Tuesday, May 2, 2017

Jimmy Carter, Henry Kissinger and the U.S. Role in Argentina's Dirty War

Newly-declassified docs show that Jimmy Carter's support for Argentine junta's "counter-terrorism" belies his popular image as a humanitarian. 

Although former U.S. President Jimmy Carter is widely applauded for his human rights agenda in foreign policy, newly-declassified documents related to the U.S. role in Argentina's Dirty War indicates that the Democrat was fully aware of the junta's brutal crackdown on Leftist dissidents but turned a blind eye–even offering fawning praise at times–and qualified the regime's torture and murder as necessary to combat "terrorism."


But then there's this: (Not the Trump part, but the award part...)



WASHINGTON, April 29, 2017—Argentine President Mauricio Macri planned to award President Jimmy Carter the Order of the Liberator General San Martín, the highest distinction Argentina awards a foreign person, during his visit to Washington this week. However, the award ceremony was cancelled after an explicit request by the Trump administration, according to several reports.

Carter was nominated for the award by former Argentine ambassador to the U.S., Martin Lousteau, for Carter's work to strengthen human rights during Argentina's military dictatorship in the late 1970s and early 1980s.

The award was announced in the Argentine government's Official Bulletin in March, and it was later decided that President Macri would preside over an award ceremony during his visit to Washington in April.

The award ceremony was abruptly cancelled days before Macri's visit. The official explanation for the cancellation was scheduling problems, but a source in the Argentine government who spoke to CNN Español on the condition of anonymity stated that the ceremony was cancelled at the specific request of the Trump administration for a delay.

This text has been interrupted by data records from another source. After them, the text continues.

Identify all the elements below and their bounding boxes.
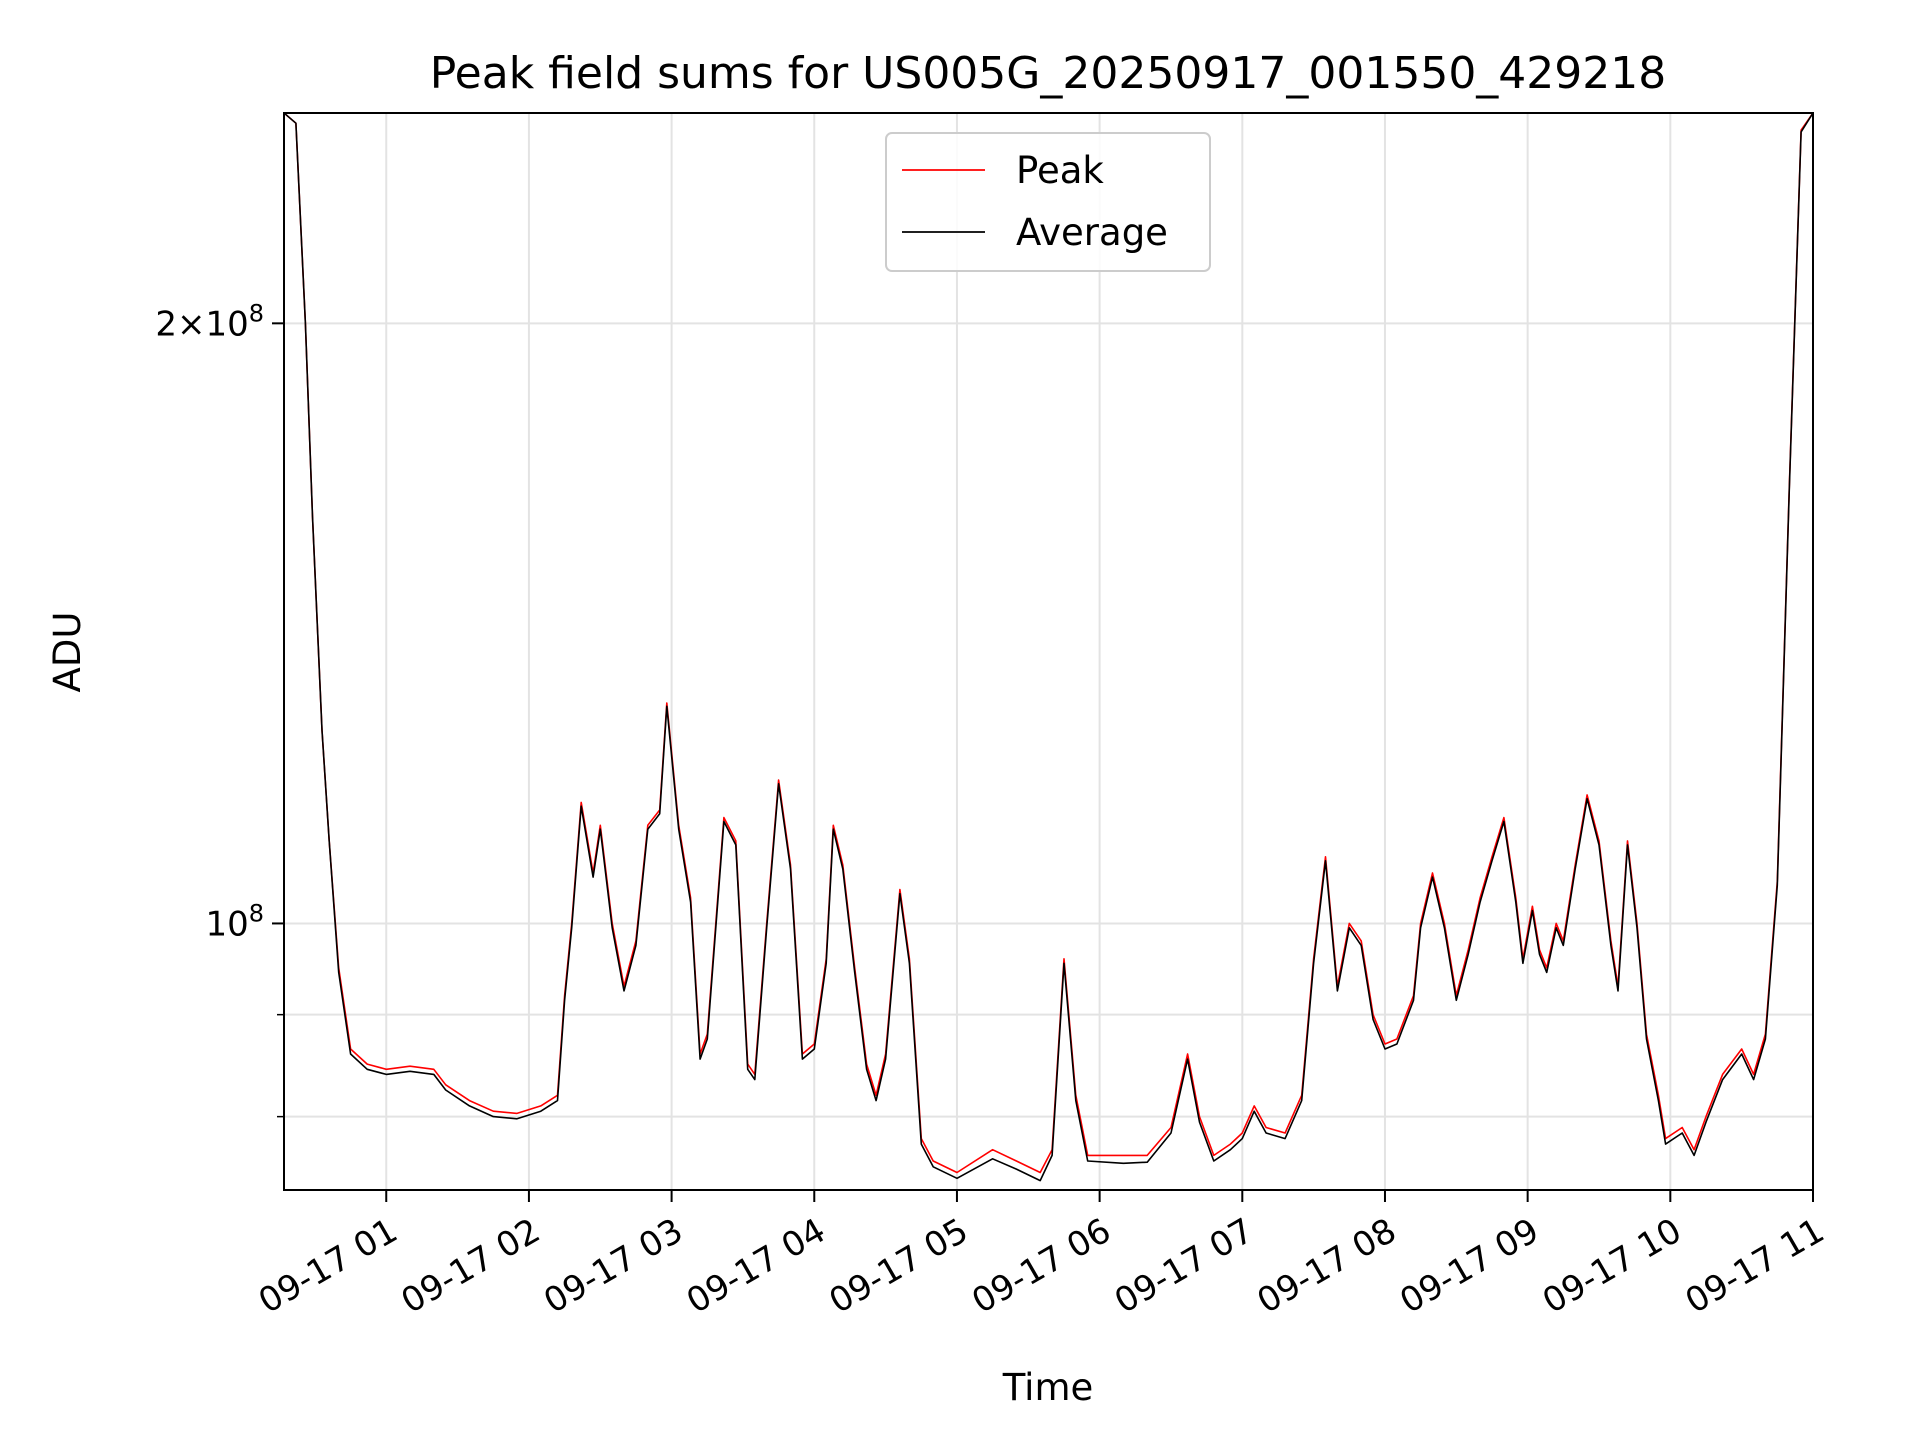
legend-label-peak: Peak — [1016, 149, 1104, 192]
y-axis-label: ADU — [46, 612, 89, 693]
x-axis-label: Time — [1002, 1366, 1094, 1409]
chart-title: Peak field sums for US005G_20250917_0015… — [430, 48, 1667, 99]
legend-box — [885, 132, 1211, 272]
series-layer — [284, 113, 1813, 1182]
series-line-average — [284, 113, 1813, 1182]
legend: Peak Average — [885, 132, 1211, 272]
legend-label-average: Average — [1016, 211, 1168, 254]
y-tick-label: 2×108 — [155, 299, 264, 344]
plot-frame — [283, 112, 1814, 1191]
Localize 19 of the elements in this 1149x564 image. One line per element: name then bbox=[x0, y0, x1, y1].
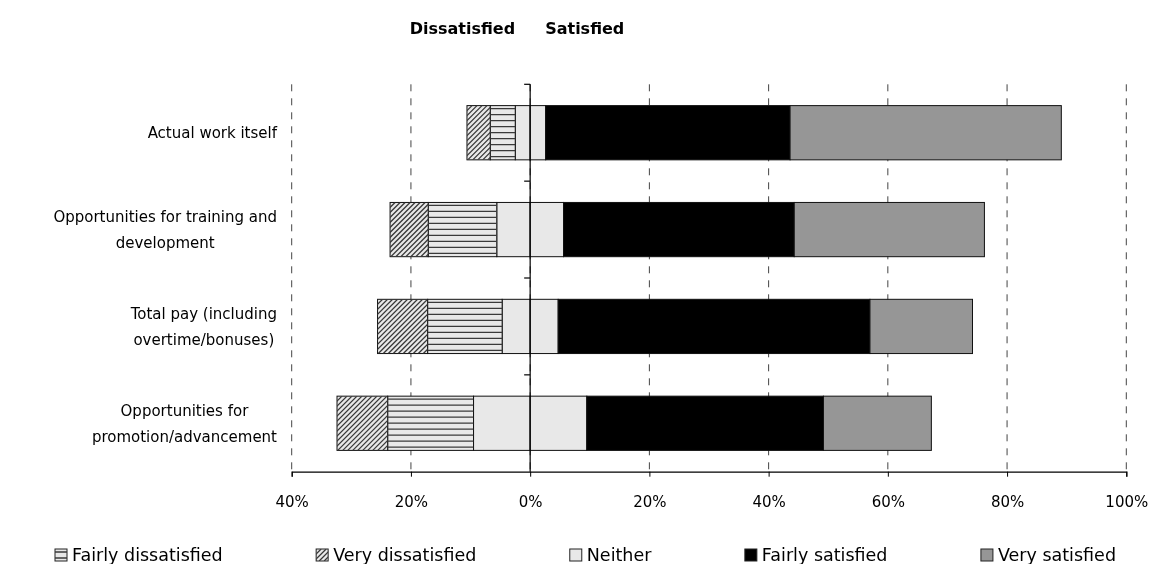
x-tick-label: 40% bbox=[752, 493, 786, 512]
legend-label: Fairly satisfied bbox=[761, 545, 888, 564]
x-tick-label: 20% bbox=[394, 493, 429, 512]
y-tick-label: Actual work itself bbox=[147, 123, 278, 142]
x-tick-label: 0% bbox=[518, 493, 543, 512]
text: Satisfied bbox=[545, 18, 625, 38]
x-tick-label: 80% bbox=[990, 493, 1025, 512]
x-tick-label: 60% bbox=[871, 493, 906, 512]
y-tick-label: Opportunities for promotion/advancement bbox=[91, 401, 278, 446]
legend-label: Very satisfied bbox=[997, 545, 1116, 564]
legend-label: Very dissatisfied bbox=[333, 545, 477, 564]
text: Dissatisfied bbox=[409, 18, 516, 38]
x-tick-label: 100% bbox=[1105, 493, 1149, 512]
y-tick-label: Opportunities for training and development bbox=[53, 207, 277, 252]
legend-label: Fairly dissatisfied bbox=[72, 545, 223, 564]
x-tick-label: 40% bbox=[275, 493, 309, 512]
legend-label: Neither bbox=[586, 545, 653, 564]
y-tick-label: Total pay (including overtime/bonuses) bbox=[129, 304, 277, 349]
x-tick-label: 20% bbox=[633, 493, 667, 512]
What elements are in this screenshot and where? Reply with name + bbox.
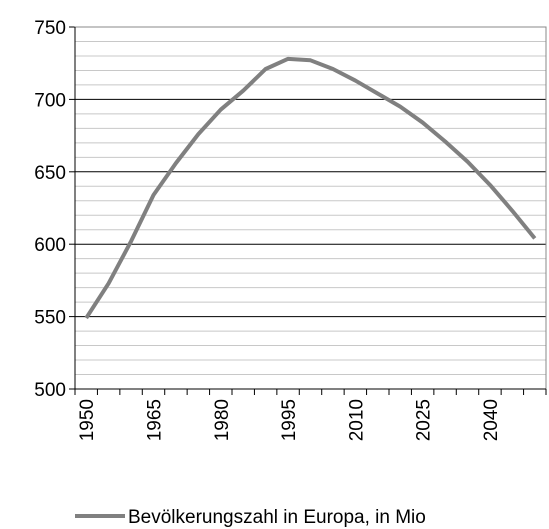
- y-tick-label: 700: [34, 90, 66, 111]
- series-line: [84, 56, 537, 320]
- x-tick-label: 2040: [481, 399, 502, 441]
- x-tick-label: 1995: [279, 399, 300, 441]
- y-tick-label: 550: [34, 308, 66, 329]
- x-tick-label: 2025: [414, 399, 435, 441]
- x-tick-label: 2010: [346, 399, 367, 441]
- x-tick-label: 1950: [77, 399, 98, 441]
- y-tick-label: 750: [34, 18, 66, 39]
- y-tick-label: 500: [34, 380, 66, 401]
- y-tick-label: 600: [34, 235, 66, 256]
- x-tick-label: 1980: [212, 399, 233, 441]
- y-tick-label: 650: [34, 163, 66, 184]
- x-tick-label: 1965: [145, 399, 166, 441]
- legend-label: Bevölkerungszahl in Europa, in Mio: [128, 507, 426, 528]
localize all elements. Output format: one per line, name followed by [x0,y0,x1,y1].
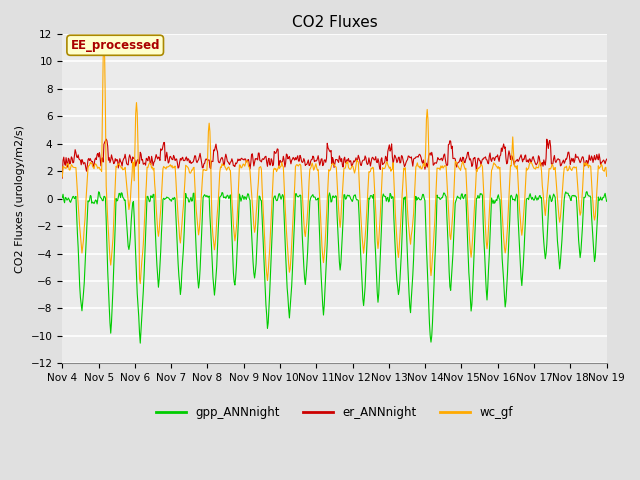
gpp_ANNnight [58,195,66,201]
Text: EE_processed: EE_processed [70,39,160,52]
er_ANNnight [401,162,409,168]
wc_gf [58,174,66,180]
er_ANNnight [417,155,425,161]
gpp_ANNnight [417,197,425,203]
gpp_ANNnight [583,189,591,194]
er_ANNnight [58,175,66,181]
Legend: gpp_ANNnight, er_ANNnight, wc_gf: gpp_ANNnight, er_ANNnight, wc_gf [152,401,517,423]
gpp_ANNnight [124,243,132,249]
wc_gf [210,240,218,245]
er_ANNnight [180,158,188,164]
wc_gf [68,163,76,168]
wc_gf [136,281,144,287]
Line: wc_gf: wc_gf [62,41,607,284]
gpp_ANNnight [603,198,611,204]
er_ANNnight [68,156,76,161]
wc_gf [125,207,132,213]
er_ANNnight [102,136,110,142]
er_ANNnight [209,159,217,165]
gpp_ANNnight [136,340,144,346]
gpp_ANNnight [401,194,409,200]
wc_gf [418,166,426,171]
gpp_ANNnight [209,274,217,280]
Y-axis label: CO2 Fluxes (urology/m2/s): CO2 Fluxes (urology/m2/s) [15,125,25,273]
wc_gf [603,173,611,179]
gpp_ANNnight [68,196,76,202]
wc_gf [181,178,189,183]
er_ANNnight [125,155,132,161]
Line: gpp_ANNnight: gpp_ANNnight [62,192,607,343]
wc_gf [100,38,108,44]
Line: er_ANNnight: er_ANNnight [62,139,607,178]
wc_gf [402,180,410,185]
gpp_ANNnight [180,229,188,235]
Title: CO2 Fluxes: CO2 Fluxes [292,15,378,30]
er_ANNnight [603,156,611,162]
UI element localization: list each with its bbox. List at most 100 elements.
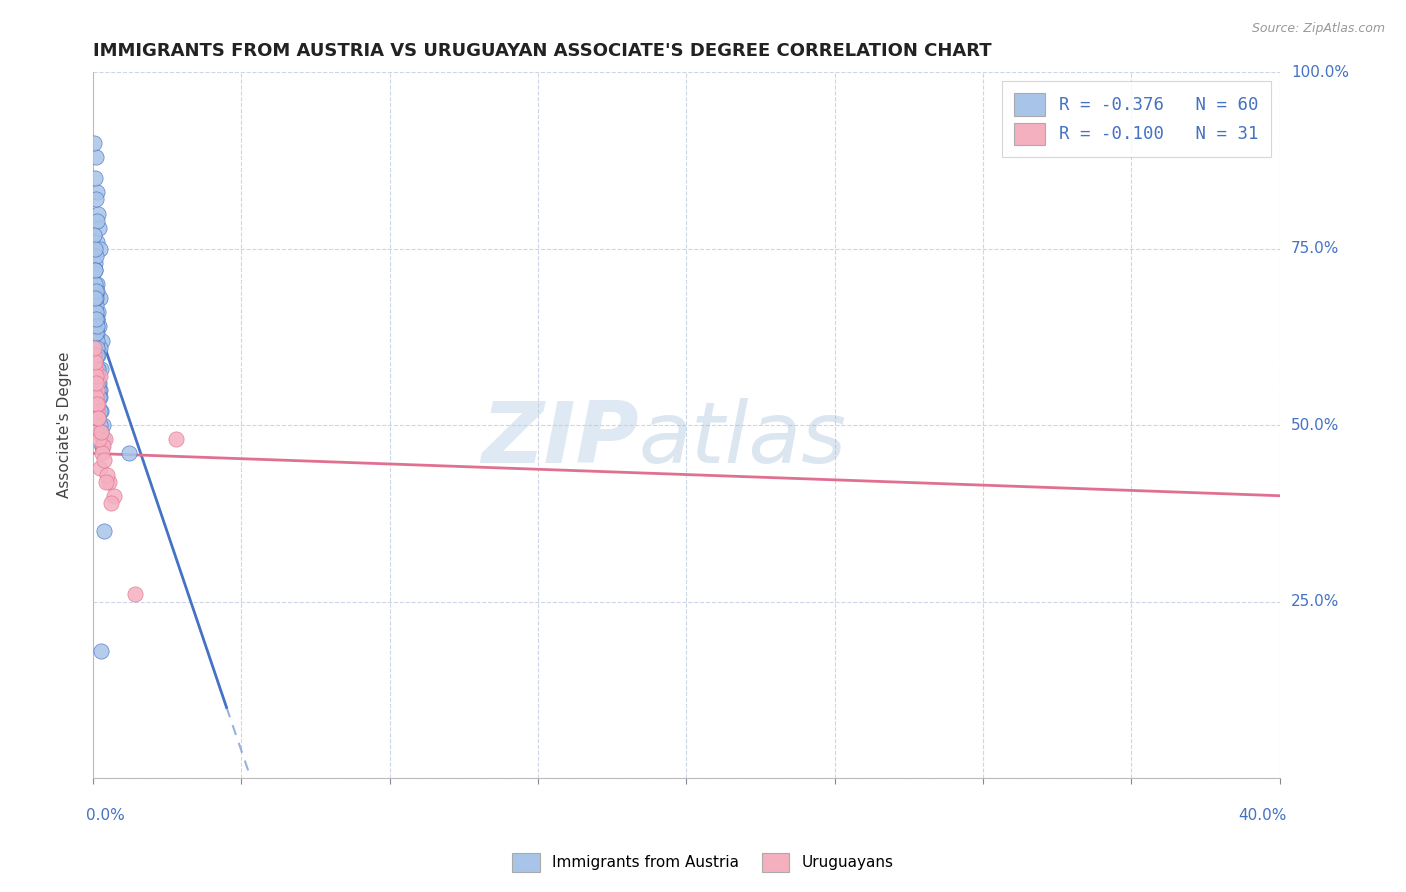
- Point: [93, 418, 115, 433]
- Text: 25.0%: 25.0%: [1291, 594, 1339, 609]
- Point: [87, 390, 110, 404]
- Point: [84, 193, 107, 207]
- Point: [86, 284, 108, 298]
- Point: [84, 277, 107, 291]
- Point: [86, 411, 108, 425]
- Point: [86, 334, 108, 348]
- Point: [93, 439, 115, 453]
- Point: [93, 453, 115, 467]
- Point: [84, 284, 107, 298]
- Point: [94, 475, 117, 489]
- Point: [90, 446, 112, 460]
- Point: [165, 432, 187, 446]
- Point: [83, 227, 105, 242]
- Text: 50.0%: 50.0%: [1291, 417, 1339, 433]
- Point: [87, 411, 110, 425]
- Point: [84, 361, 107, 376]
- Text: ZIP: ZIP: [481, 398, 638, 481]
- Point: [83, 418, 105, 433]
- Point: [84, 305, 107, 319]
- Point: [91, 432, 114, 446]
- Point: [89, 390, 111, 404]
- Point: [89, 418, 111, 433]
- Point: [84, 368, 107, 383]
- Point: [83, 136, 105, 150]
- Point: [86, 213, 108, 227]
- Point: [86, 341, 108, 355]
- Point: [87, 397, 110, 411]
- Point: [84, 298, 107, 312]
- Point: [124, 587, 146, 601]
- Point: [89, 242, 111, 256]
- Point: [87, 319, 110, 334]
- Point: [86, 277, 108, 291]
- Point: [84, 425, 107, 440]
- Text: 100.0%: 100.0%: [1291, 65, 1348, 80]
- Point: [90, 425, 112, 440]
- Point: [86, 348, 108, 362]
- Point: [90, 644, 112, 658]
- Text: Source: ZipAtlas.com: Source: ZipAtlas.com: [1251, 22, 1385, 36]
- Point: [93, 524, 115, 538]
- Point: [84, 291, 107, 305]
- Point: [84, 312, 107, 326]
- Point: [86, 312, 108, 326]
- Point: [86, 186, 108, 200]
- Point: [90, 361, 112, 376]
- Point: [100, 496, 122, 510]
- Y-axis label: Associate's Degree: Associate's Degree: [58, 352, 72, 499]
- Point: [84, 376, 107, 390]
- Point: [89, 291, 111, 305]
- Point: [87, 361, 110, 376]
- Point: [83, 348, 105, 362]
- Point: [87, 348, 110, 362]
- Point: [87, 376, 110, 390]
- Point: [86, 319, 108, 334]
- Point: [83, 341, 105, 355]
- Point: [86, 312, 108, 326]
- Point: [84, 242, 107, 256]
- Point: [89, 341, 111, 355]
- Point: [84, 150, 107, 164]
- Point: [89, 460, 111, 475]
- Legend: R = -0.376   N = 60, R = -0.100   N = 31: R = -0.376 N = 60, R = -0.100 N = 31: [1002, 81, 1271, 157]
- Point: [84, 171, 107, 186]
- Text: 0.0%: 0.0%: [86, 808, 125, 823]
- Point: [87, 411, 110, 425]
- Text: 40.0%: 40.0%: [1239, 808, 1286, 823]
- Point: [86, 404, 108, 418]
- Text: 75.0%: 75.0%: [1291, 242, 1339, 256]
- Point: [89, 368, 111, 383]
- Point: [91, 439, 114, 453]
- Point: [90, 404, 112, 418]
- Point: [98, 475, 121, 489]
- Point: [87, 383, 110, 397]
- Point: [87, 376, 110, 390]
- Point: [86, 397, 108, 411]
- Point: [83, 354, 105, 368]
- Point: [90, 439, 112, 453]
- Point: [86, 383, 108, 397]
- Point: [86, 361, 108, 376]
- Point: [86, 235, 108, 249]
- Point: [84, 326, 107, 341]
- Point: [87, 305, 110, 319]
- Point: [90, 425, 112, 440]
- Text: IMMIGRANTS FROM AUSTRIA VS URUGUAYAN ASSOCIATE'S DEGREE CORRELATION CHART: IMMIGRANTS FROM AUSTRIA VS URUGUAYAN ASS…: [93, 42, 991, 60]
- Point: [103, 489, 125, 503]
- Point: [83, 263, 105, 277]
- Point: [87, 368, 110, 383]
- Text: atlas: atlas: [638, 398, 846, 481]
- Point: [84, 291, 107, 305]
- Legend: Immigrants from Austria, Uruguayans: Immigrants from Austria, Uruguayans: [505, 845, 901, 880]
- Point: [86, 326, 108, 341]
- Point: [84, 390, 107, 404]
- Point: [84, 249, 107, 263]
- Point: [87, 206, 110, 220]
- Point: [96, 467, 118, 482]
- Point: [84, 263, 107, 277]
- Point: [90, 334, 112, 348]
- Point: [84, 256, 107, 270]
- Point: [89, 383, 111, 397]
- Point: [87, 432, 110, 446]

The source also told CNN that Macri chose to comply with the request to "avoid conflicts" and to discuss issues that were important to both administrations.

Macri was one of the first world leaders to call Trump to congratulate him on his electoral victory in November 2016. According to Argentine newspaper La Nación, Trump asked Macri to expedite the issuance of permits that were holding up a Trump-branded office building project in Buenos Aires during the call. Both Macri and Trump denied that Trump's building project in Buenos Aires was discussed.

Another source suggests that the Argentine Foreign Ministry asked Macri to present the award to Carter despite Trump's request, especially since it had already been approved and announced in the country's official bulletin.


Carter's efforts to promote or protect human rights  in Argentina appear to be pretty damn weak. Combine this with the fact that the U.S. was giving military aid to the military dictatorship of Argentina up until the very end of the Dirty War would indicate that U.S. policy supported, and was essentially complicit in, the atrocities of Argentina' Dirty War.